Count number of changes at informative characters favouring each hypothesis
      The hypothesis with the "highest score" requires the fewest changes
         and is therefore the 'most parsimonious' explanation.
         This is also called the 'minimum length' or 'minimum spanning' solution.

[   Cladistic analyses may also be weighted: objective criteria exist for DNA data
            Ex.: Count Tv:Ts as 3:1 => Tv are 3x as meaningful
              or, count Tv only (Transversion parsimony) for "deep" analyses
              or, count 1st & 2nd position substitutions >> 3rd ]

Alternative search strategies are used with large numbers of taxa
    computational effort is linear wrt # of nucleotides
                                         hyperexponential wrt # of taxa
   # networks mounts up:
             for n = 4, 5, 6, 7 taxa, # networks = 3, 16, 106, >1,000
   # bifurcating rooted trees for m taxa = [(2m-3)!] / 2^m-2(m-2)!]
             ex.: if m = 10, # trees = 2,027,025
                    if m = 20, # trees = 8,200,794,532,637,891,559,375 = 8.2 x 10²⁷
Heuristic methods seek approximate solutions for computationally difficult problems
       Parable of the Near-Sighted Mountain Climber
       Branch & Bound Search
       Branch-Swapping methods

Homework: Practice four-taxon problems

Statistical tests determine confidence in branching order
          Bootstrap Analysis: a re-sampling technique
                statistical tests usually involve replication / repetition of experiment
                this is inconvenient with DNA data: $$$
            Suppose existing data set (400bp) is a accurate sample of parametric data set (complete genome)
                  re-sample existing n sites 1000 times, repeat phylogenetic analysis:
                        how often do same clades / clusters appear?
                    "50% bootstrap support" indicates group occurs more frequently than all others combined
                      95% criterion is desirable, not often obtained with small data sets

Placing the root & Inferring the direction of evolutionary change
          With four taxa, there are four branches and one internode
          The most closely related "sister taxon" may occur on any of these
               Where does this "common ancestor" fit in the tree?

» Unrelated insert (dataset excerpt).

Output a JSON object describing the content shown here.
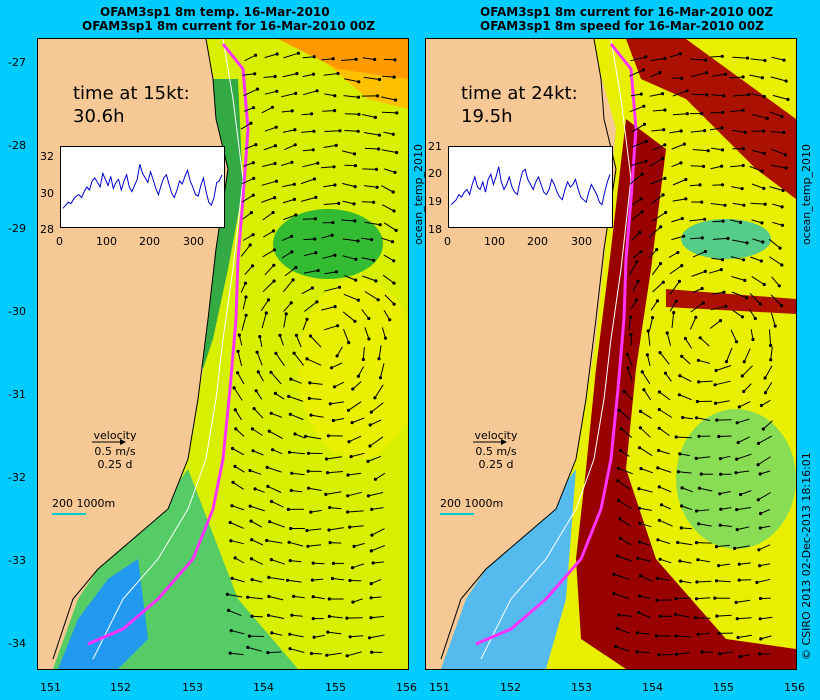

An evolutionary tree is a network with a root:
      The root indicates the relationship with the common ancestor
          A 'root' can be placed on any of the branches or the internode.
          So, there are five possible rooted trees for this unrooted network.
              All are equally parsimonious:
              not all place A & B as each other's closest relatives.
              Some of these make shared charactes symplesiomorphic

      (1) Outgroup rooting:
         Include a taxon that is known to be less closely related
            to any of the ingroup taxa than they are to each other.
            Such a taxon is called an outgroup or sister taxon.
             Ex.: Lynx (Feloidea) is an outgroup to the Canoidea
                      (Note that this tree is equivalent to the NJ phenogram)
       Problematic in groups where relationships are uncertain (Ex. Wolffish (Anarhichis)

      (2) Midpoint rooting:
         Place the root halfway between the two most different taxa.
            This assumes that molecular evolution is clock-like.